Das Motiv des falschen Läufers funktioniert jedoch nur bei Vorhandensein eines Randbauern, bei jedem anderen Bauern
ist das erwähnte Patt-Motiv nicht möglich und das Übergewicht einer Figur entscheidet mühelos.
Bei der Konstellation Springer plus Randbauer, dem Hauptthema dieser Trainingsfolge, kann es je nach Stellung
ebenfalls zu einem Unentschieden kommen.
Anzug beliebig – remis
Der schwarze König pendelt zwischen h8 und g7, und Weiß kann seinen Bauern nicht umwandeln:
der Springer müsste nach f7 oder g6 gelangen, ohne dabei die Deckung des Bauern aufzugeben – ein Ding der Unmöglichkeit!
Der französische Problemkomponist André Chéron, einer der berühmtesten Theoretiker des Endspiels, nannte diese
Stellung die "erste Hauptremisstellung" in Springerendspielen. Obwohl eine Seite einen Springer und einen Bauern mehr
besitzt, ist die Stellung nicht zu gewinnen, weil der gegnerische König das Eckfeld kontrolliert und sich dorthin
zurückziehen kann.
Der weiße Springer kann auch auf g5 oder f8 stehen, es ändert sich nichts. Sobald sich der weiße König nähert, um
seinen Bauern zu decken (Kg6) wird Schwarz patt gesetzt.
Wieso reicht der große Materialvorteil nicht zum Gewinn aus? Die Figur ist "unschuldig", sie steht aktiv, der zu weit
vorgerückte Bauer hat's versemmelt. Betrachten Sie das nachfolgende Beispiel und schon wird eine wichtige Faustregel
nachvollziebar:
Weiß am Zug – Gewinn
Mit dem Randbauern auf der sechsten Reihe (oder fünften, vierten usw.) kann Schwarz sich
nicht ins Patt retten, der König pendelt zwischen h8 und g8, bis Weiß ihm mit dem Springer den Zugang zu h8 verwehrt.

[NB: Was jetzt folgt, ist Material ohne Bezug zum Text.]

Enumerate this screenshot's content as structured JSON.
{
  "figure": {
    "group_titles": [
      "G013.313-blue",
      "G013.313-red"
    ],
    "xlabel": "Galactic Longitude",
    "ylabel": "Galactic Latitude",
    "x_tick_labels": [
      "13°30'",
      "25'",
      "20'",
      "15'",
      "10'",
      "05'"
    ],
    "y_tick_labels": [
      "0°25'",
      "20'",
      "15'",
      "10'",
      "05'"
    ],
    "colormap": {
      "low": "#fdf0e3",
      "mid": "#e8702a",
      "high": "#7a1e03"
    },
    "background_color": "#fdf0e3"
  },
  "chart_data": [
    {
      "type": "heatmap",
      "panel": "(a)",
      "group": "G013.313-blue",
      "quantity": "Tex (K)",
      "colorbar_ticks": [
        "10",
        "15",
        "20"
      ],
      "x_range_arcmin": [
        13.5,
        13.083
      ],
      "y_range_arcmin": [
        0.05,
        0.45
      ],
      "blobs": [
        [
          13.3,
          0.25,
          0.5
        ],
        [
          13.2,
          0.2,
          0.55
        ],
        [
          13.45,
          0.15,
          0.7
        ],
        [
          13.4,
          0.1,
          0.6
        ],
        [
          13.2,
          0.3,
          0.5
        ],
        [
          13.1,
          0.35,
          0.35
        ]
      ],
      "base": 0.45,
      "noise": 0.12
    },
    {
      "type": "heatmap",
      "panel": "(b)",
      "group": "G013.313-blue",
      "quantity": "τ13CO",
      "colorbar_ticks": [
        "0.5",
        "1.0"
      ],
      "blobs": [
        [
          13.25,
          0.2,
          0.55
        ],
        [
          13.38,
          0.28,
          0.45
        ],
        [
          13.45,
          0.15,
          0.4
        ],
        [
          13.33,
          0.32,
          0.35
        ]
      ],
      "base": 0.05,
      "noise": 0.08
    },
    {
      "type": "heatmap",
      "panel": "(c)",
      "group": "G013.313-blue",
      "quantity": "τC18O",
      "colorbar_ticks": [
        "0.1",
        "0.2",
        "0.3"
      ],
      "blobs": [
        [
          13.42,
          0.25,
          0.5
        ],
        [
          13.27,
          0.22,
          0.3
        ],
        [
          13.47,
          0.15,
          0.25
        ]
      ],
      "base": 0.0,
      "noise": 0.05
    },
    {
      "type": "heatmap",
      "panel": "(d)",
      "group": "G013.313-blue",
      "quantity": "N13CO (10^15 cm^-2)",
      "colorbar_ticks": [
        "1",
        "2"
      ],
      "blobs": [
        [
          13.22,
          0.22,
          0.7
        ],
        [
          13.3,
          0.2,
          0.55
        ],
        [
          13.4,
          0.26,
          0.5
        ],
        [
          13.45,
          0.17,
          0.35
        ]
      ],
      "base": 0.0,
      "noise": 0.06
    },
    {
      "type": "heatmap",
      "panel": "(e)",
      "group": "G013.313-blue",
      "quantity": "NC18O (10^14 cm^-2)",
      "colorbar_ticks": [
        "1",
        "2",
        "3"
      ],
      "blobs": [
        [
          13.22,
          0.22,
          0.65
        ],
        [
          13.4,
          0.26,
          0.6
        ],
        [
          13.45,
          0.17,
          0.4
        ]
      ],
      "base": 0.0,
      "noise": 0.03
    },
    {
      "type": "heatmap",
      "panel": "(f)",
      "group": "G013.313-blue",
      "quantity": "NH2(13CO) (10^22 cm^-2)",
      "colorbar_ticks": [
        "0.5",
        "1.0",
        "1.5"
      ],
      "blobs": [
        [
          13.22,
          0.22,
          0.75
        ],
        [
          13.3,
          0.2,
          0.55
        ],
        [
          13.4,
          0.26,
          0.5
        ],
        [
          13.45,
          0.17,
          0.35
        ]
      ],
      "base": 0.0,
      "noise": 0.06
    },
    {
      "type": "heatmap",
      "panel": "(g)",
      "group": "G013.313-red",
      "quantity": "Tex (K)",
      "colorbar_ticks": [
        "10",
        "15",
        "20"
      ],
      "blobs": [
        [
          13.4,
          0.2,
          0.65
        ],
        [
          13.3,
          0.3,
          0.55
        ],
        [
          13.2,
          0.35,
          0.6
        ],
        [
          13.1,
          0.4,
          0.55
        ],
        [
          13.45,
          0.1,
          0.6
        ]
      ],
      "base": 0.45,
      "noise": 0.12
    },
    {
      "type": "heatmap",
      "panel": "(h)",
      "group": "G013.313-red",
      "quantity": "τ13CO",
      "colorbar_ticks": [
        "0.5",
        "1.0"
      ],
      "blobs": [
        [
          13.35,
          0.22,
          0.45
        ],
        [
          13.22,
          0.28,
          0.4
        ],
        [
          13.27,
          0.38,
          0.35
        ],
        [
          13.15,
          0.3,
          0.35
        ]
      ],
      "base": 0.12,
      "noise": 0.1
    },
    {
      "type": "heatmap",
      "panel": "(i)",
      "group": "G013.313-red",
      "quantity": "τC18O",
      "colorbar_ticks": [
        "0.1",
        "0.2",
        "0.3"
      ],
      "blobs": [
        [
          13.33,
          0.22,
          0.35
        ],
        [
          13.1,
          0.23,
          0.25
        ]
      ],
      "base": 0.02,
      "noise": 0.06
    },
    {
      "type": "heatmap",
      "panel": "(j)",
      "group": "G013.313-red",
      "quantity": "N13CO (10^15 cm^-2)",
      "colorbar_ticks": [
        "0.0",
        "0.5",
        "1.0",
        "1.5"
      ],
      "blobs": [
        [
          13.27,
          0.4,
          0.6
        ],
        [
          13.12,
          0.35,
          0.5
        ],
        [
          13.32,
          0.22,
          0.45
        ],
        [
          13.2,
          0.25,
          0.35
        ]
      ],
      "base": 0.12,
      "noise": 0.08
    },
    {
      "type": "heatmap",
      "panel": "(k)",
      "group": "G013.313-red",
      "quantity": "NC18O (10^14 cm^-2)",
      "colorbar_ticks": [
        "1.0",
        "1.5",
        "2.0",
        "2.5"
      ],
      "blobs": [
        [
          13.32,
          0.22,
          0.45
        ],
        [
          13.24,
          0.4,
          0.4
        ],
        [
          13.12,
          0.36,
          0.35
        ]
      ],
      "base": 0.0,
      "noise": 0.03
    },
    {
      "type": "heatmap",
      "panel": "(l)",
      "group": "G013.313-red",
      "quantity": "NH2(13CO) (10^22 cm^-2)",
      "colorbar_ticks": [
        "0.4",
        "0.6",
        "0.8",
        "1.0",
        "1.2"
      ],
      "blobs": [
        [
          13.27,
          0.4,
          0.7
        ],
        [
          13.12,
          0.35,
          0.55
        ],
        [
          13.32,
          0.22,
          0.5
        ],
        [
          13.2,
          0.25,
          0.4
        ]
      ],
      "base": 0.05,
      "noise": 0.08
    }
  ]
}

Der Anziehende darf seinen Randbauern nicht vorziehen, dies ergäbe nach …Kg7 wieder die Remisstellung des zweiten
Diagramms, er kann aber umgruppieren und eine Standard-Gewinnstellung erreichen: 1. Sg4 Auch ein anderer Anfangszug
ist möglich, wichtig ist allein, dass das Ziel - das Feld f7 - erreicht wird. …Kh7 2. Kg5 Kh8 Keinen Unterschied
macht 2. …Kg8 wegen 3. Kg6 Kh8 4. Se5 Kg8 5. h7+ Kf8 (5. …Kh8 6. Sf7 matt) 6. h8D+. 3. Kg6 Kg8 4. Se5
Wegen der vorhandenen Möglichkeit Sf7+ wird sich der schwarze König nicht in die Ecke retten können. Dies ist die
Standardgewinnstellung in dem Endspiel dieses Typus. Weiß gewinnt nach 4. …Kf8 5. h7 oder nach 4. …Kh8 5. Sf7+ Der
König wird aus der Ecke vertrieben, damit nach 5. …Kg8 der Bauer nachsetzen kann: 6. h7+ Kf8 7. h8D+ Ke7
8. Dd8+ Ke6 9. Dd6 matt.
Faustregel: In solchen Endspielen nicht zu früh den Bauern auf die siebte Reihe vorschieben!
Im folgenden Beispiel ist die Lage genau anders herum:
I. Weiß am Zug – remis
In dieser Situation, nach Chéron die "zweite Hauptremisstellung", kann Weiß am Zug nicht gewinnen. Zunächst erscheint
ein Remis unwahrscheinlich, Weiß hat ja eine Figur und einen Bauer mehr und in der Ecke steht der eigene und nicht
etwa der gegnerische König, also scheiden Patt-Motive aus. Doch nach einer beliebigen Annäherung, etwa 1. Sb3 Kf7
2.Sd4 Kf8 3. Se6+ Kf7 4. Sg5+ Kf8 kommen erste Zweifel auf, die der Gewissheit weichen, ein Sieg ist nicht möglich.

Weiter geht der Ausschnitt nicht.